Now that I am a successful father and grandfather and survivor of the oddly strange practices of a religion that sometimes alienates those it wishes to draw close, I offer parents some advice about shul during these days of awe:


  1. Please talk to your children in advance about what davening on Yom Tov means
  2. Make sure the ratio of talk to listening is 5:1 in favor of listening.
  3. Ask your children what davening means to them .
  4. Trust them to be co-collaborators in beseeching the Almighty for a blessed year and for forgiveness.
  5. Ask them how they feel, given their age and temperament, that they can contribute to the community’s prayers.
  6. Ask them what tools (i.e. books, agreed upon breaks etc) they need to make davening a pleasant experience.)
  7. Tell them about the parts of davening that mean the most to you, why, and ask them how they would like to join you.
  8. Never, EVER, talk in shul.
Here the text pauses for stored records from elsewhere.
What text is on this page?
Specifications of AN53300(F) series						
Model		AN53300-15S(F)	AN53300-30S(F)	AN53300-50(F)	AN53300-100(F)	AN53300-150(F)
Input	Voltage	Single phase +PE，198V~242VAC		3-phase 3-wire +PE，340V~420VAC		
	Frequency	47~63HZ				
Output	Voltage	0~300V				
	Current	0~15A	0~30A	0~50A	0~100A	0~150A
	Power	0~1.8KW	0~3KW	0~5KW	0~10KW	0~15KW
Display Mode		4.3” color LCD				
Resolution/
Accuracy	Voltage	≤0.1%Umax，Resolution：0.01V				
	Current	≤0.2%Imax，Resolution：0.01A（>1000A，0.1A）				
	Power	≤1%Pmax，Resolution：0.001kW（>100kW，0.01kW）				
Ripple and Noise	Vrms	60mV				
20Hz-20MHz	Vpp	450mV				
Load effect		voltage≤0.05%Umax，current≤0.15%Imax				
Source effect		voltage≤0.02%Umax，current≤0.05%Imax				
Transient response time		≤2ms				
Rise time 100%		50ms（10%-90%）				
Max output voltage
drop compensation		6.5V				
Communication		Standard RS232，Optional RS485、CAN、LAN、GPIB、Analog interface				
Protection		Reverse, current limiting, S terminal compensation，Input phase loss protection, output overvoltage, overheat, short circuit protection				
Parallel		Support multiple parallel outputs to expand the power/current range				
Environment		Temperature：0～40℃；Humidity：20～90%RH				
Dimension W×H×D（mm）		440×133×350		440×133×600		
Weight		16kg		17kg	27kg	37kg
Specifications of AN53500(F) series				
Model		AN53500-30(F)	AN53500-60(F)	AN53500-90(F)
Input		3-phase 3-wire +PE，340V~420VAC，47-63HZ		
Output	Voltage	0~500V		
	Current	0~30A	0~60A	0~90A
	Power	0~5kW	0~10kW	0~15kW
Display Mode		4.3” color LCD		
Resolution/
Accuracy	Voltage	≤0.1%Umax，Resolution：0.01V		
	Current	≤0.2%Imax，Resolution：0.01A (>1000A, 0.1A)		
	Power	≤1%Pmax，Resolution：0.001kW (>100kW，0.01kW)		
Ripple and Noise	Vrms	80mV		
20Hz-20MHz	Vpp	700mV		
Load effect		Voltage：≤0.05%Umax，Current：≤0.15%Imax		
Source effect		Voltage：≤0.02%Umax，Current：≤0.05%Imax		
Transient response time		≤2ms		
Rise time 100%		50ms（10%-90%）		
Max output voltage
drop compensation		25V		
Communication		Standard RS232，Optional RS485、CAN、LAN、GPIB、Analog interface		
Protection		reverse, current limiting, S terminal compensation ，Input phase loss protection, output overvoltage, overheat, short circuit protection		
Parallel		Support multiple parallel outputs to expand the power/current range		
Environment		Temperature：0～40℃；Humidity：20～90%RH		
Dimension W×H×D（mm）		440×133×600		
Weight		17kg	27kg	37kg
Not during davening and not AFTER davening. Even for so-called  “important” matters DO NOT break you “vow of silence”. This is the most important thing you can teach your children — that shul is a sacred place and it is non-negotiable. If there’s one thing that could possibly attribute the supernatural success of my father’s influence upon me in prayer, is despite his unawareness of my torturous experience, he never, ever, no matter what, no matter when, no matter for whom, rich or poor, ever talked from the beginning of prayers until the end.